BELLE (Ryû To Sobakasu No Hime)

Primeiro filme de Mamoru Hosoda que vejo e fiquei com sentimentos mistos, talvez por achar um pouco aborrecidas as cenas no universo virtual. Mas como gostei muito dos personagens, da temática e da excelência técnica, fica a impressão de ter sido um privilégio poder ver uma obra como essa, em sua língua original, no cinema. Na trama de BELLE (2021), garota muito tímida, com pouca autoconfiança e que sofre ainda com o luto da morte da mãe se vê como uma estrela da música ao adotar o avatar "Belle" na rede social U. É interessante que o diretor adota um tipo de desenho, mais tradicional, para as cenas no mundo real e outro, mais moderno, para o mundo virtual. Gosto do encaminhamento do filme, por mais que eu tenha achado aquele finalzinho parecido com teatrinho de escola infantil. De todo modo, imagino que o longa é mais destinado a um público mais jovem mesmo, embora sua sofisticação alcance públicos de todas as idades. Adorei a cena mais bem-humorada do filme, capaz de arrancar boas gargalhadas a partir da tradicional timidez do povo japonês, ainda mais sendo ele um adolescente.
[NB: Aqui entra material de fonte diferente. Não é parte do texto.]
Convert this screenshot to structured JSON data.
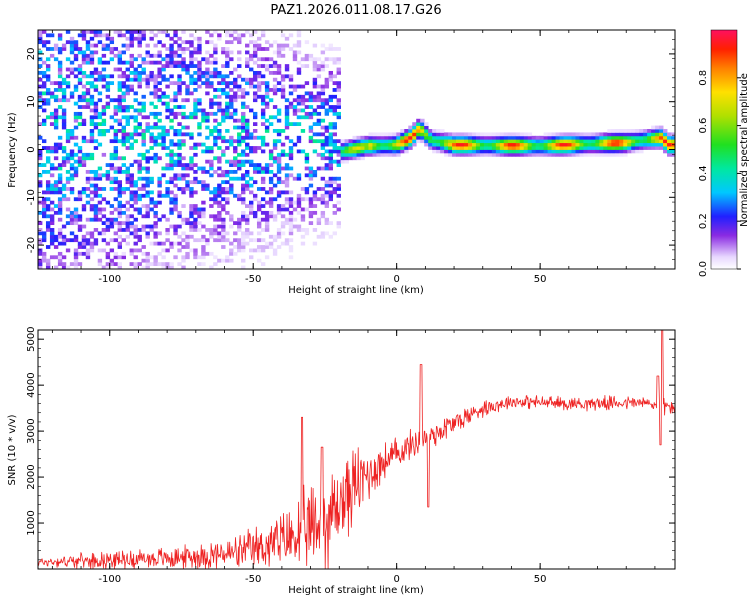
{
  "title": "PAZ1.2026.011.08.17.G26",
  "chart_data": [
    {
      "type": "heatmap",
      "name": "spectrogram",
      "xlabel": "Height of straight line (km)",
      "ylabel": "Frequency (Hz)",
      "xlim": [
        -125,
        97
      ],
      "ylim": [
        -25,
        25
      ],
      "xticks": [
        -100,
        -50,
        0,
        50
      ],
      "yticks": [
        -20,
        -10,
        0,
        10,
        20
      ],
      "colorbar": {
        "label": "Normalized spectral amplitude",
        "range": [
          0,
          1
        ],
        "ticks": [
          "0.0",
          "0.2",
          "0.4",
          "0.6",
          "0.8"
        ]
      },
      "ridge": {
        "description_points": [
          {
            "x": -20,
            "f": -0.5
          },
          {
            "x": -10,
            "f": 0.8
          },
          {
            "x": 0,
            "f": 1.0
          },
          {
            "x": 5,
            "f": 2.5
          },
          {
            "x": 8,
            "f": 4.5
          },
          {
            "x": 12,
            "f": 2.0
          },
          {
            "x": 20,
            "f": 1.0
          },
          {
            "x": 50,
            "f": 0.8
          },
          {
            "x": 80,
            "f": 1.5
          },
          {
            "x": 92,
            "f": 2.5
          },
          {
            "x": 95,
            "f": 1.0
          }
        ],
        "peak_amplitude": 0.95
      },
      "noise_region": {
        "x_from": -125,
        "x_to": -20,
        "f_center": 3,
        "f_spread": 9,
        "amplitude": 0.25
      }
    },
    {
      "type": "line",
      "name": "snr",
      "xlabel": "Height of straight line (km)",
      "ylabel": "SNR (10 * v/v)",
      "xlim": [
        -125,
        97
      ],
      "ylim": [
        0,
        5200
      ],
      "xticks": [
        -100,
        -50,
        0,
        50
      ],
      "yticks": [
        1000,
        2000,
        3000,
        4000,
        5000
      ],
      "color": "#ee2222",
      "envelope": [
        {
          "x": -125,
          "y": 150,
          "noise": 80
        },
        {
          "x": -100,
          "y": 200,
          "noise": 150
        },
        {
          "x": -75,
          "y": 250,
          "noise": 200
        },
        {
          "x": -55,
          "y": 350,
          "noise": 300
        },
        {
          "x": -40,
          "y": 600,
          "noise": 500
        },
        {
          "x": -25,
          "y": 1000,
          "noise": 900
        },
        {
          "x": -15,
          "y": 1800,
          "noise": 700
        },
        {
          "x": -5,
          "y": 2300,
          "noise": 350
        },
        {
          "x": 5,
          "y": 2700,
          "noise": 250
        },
        {
          "x": 15,
          "y": 3000,
          "noise": 250
        },
        {
          "x": 30,
          "y": 3500,
          "noise": 150
        },
        {
          "x": 40,
          "y": 3650,
          "noise": 120
        },
        {
          "x": 60,
          "y": 3600,
          "noise": 120
        },
        {
          "x": 85,
          "y": 3620,
          "noise": 120
        },
        {
          "x": 97,
          "y": 3500,
          "noise": 150
        }
      ],
      "spikes": [
        {
          "x": -33,
          "y": 3300
        },
        {
          "x": -26,
          "y": 2650
        },
        {
          "x": 8.5,
          "y": 4450
        },
        {
          "x": 11,
          "y": 1350
        },
        {
          "x": 91,
          "y": 4200
        },
        {
          "x": 92.5,
          "y": 5200
        },
        {
          "x": 92,
          "y": 2700
        }
      ]
    }
  ]
}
THE BEATLES: GET BACK - O ÚLTIMO SHOW (The Beatles: Get Back - The Rooftop Concert)

Mesmo não sendo mais nenhuma novidade para quem já teve a experiência completa de THE BEATLES – GET BACK (2021), de Peter Jackson, esta versão para cinema entitulada THE BEATLES: GET BACK – O ÚLTIMO SHOW (2022), como o próprio nome diz, conta apenas com o show no telhado, mas intensifica o nosso amor por esse momento. Afinal, uma tela de cinema, ainda mais sendo IMAX, tem esse poder. E quando traz música boa, então, nem se fala. Ainda lamento que tenham sido poucas as canções tocadas no show, mas não tanto quanto na primeira vez que assisti. Na primeira vez que John canta "Don't let me down" quase choro, mas foi mais por estar me dando conta da união harmônica da banda naquele momento, apesar de todos os entraves e do fim próximo. "One After 909" segue sendo a canção mais animada e mais divertida, a guitarra de "I've Gotta a Feeling" ganha um peso monstruoso no cinema, e "Dig a Pony" sempre me emociona. Alem do mais, “Get Back" virou aquela canção que eu nem gostava, mas que passei a amar depois de ver o documentário.